Gladiola Overdrive, Chief Editor

Fair and Tender Ladies

Lee Smith drops an astute warning at the start of her enthralling Oral History. And though its directed at the ladies, anyone aiming to “court” young men should listen up.

Come all you fair and tender ladies
Be careful how you court young men.
They're like a star in a summer's morning,
First appear and they're gone.

That sets the tone for a story “that’s truer than true, and nothing so true is so pretty. It’s blood on the moon.” Yikes! I’m not sure fair and tender ladies and gentlemen are ready for this.

Jennifer is a college student who was raised by her father. She hardly remembers her mother. She’s working on a project for her Oral History class, and her professor (who clearly has taken some non-academic interest in her) has encouraged her to interview her mother’s family. She may learn something about herself in the process. Cool.

But is it? Jennifer’s mother was a Cantrell, and she grew up in Appalachia. Geez, Gladiola, that’s a huge territory in the eastern United States. Could you be more specific? OK, fine. The Cantrells have lived for generations in the most remote part of southwestern Virginia – the pointy nose part that sticks into Tennessee and Kentucky.

Not everyone is glad Jennifer has shown up. Her grandmother in particular is frosty. Wow. Grandma doesn’t sound like a fair and tender lady. She’s not. Perhaps it’s because she has spent most of her life in the shadows of Hoot Owl Mountain. It might be the “prettiest holler on God’s green earth” but there’s something about it that makes a “body lose heart.” Maybe it’s because that witch cursed it.

And let’s not forget. Jennifer may be family, but she’s also a “foreigner” – a term that “does not necessarily refer to someone from another country or even from another state, but simply to anybody who was not born” in that area of the county.

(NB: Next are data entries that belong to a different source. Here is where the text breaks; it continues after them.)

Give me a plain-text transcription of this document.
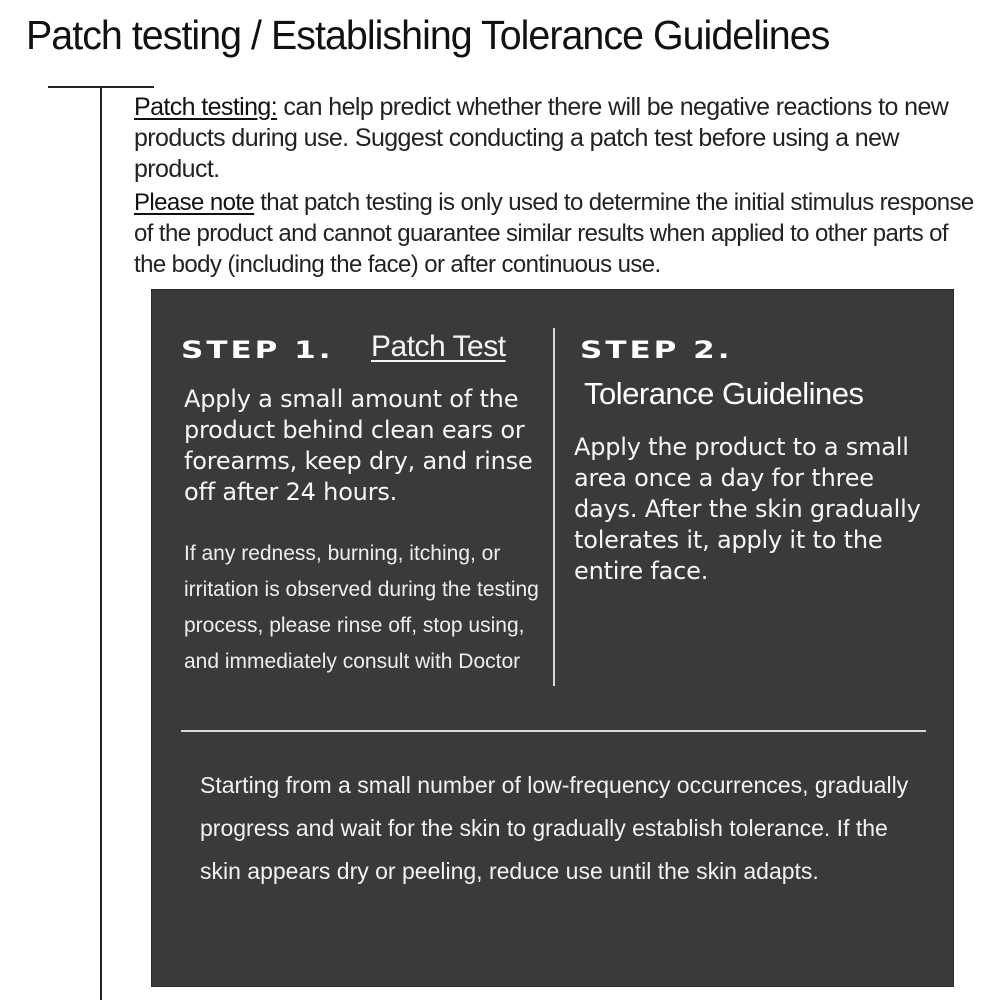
Patch testing / Establishing Tolerance Guidelines

Patch testing: can help predict whether there will be negative reactions to new products during use. Suggest conducting a patch test before using a new product.

Please note that patch testing is only used to determine the initial stimulus response of the product and cannot guarantee similar results when applied to other parts of the body (including the face) or after continuous use.

STEP 1. Patch Test
Apply a small amount of the product behind clean ears or forearms, keep dry, and rinse off after 24 hours.
If any redness, burning, itching, or irritation is observed during the testing process, please rinse off, stop using, and immediately consult with Doctor
STEP 2.
Tolerance Guidelines
Apply the product to a small area once a day for three days. After the skin gradually tolerates it, apply it to the entire face.
Starting from a small number of low-frequency occurrences, gradually progress and wait for the skin to gradually establish tolerance. If the skin appears dry or peeling, reduce use until the skin adapts.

In Oral History Lee Smith tells a rollicking tale of four generations of Cantrells. It’s full of music, moonshine, laughter, tragedy, desperation, ghosts, and violence. There is poverty, hard times, and true grit. It’s also honest and loving. Appalachia has been stereotyped and ridiculed ever since foreigners have been telling its stories. Smith doesn’t do that. She knows the region well and has affection for it, but she does not gloss over its tortured history. Her characters are flawed and sometimes wicked, but they’re human.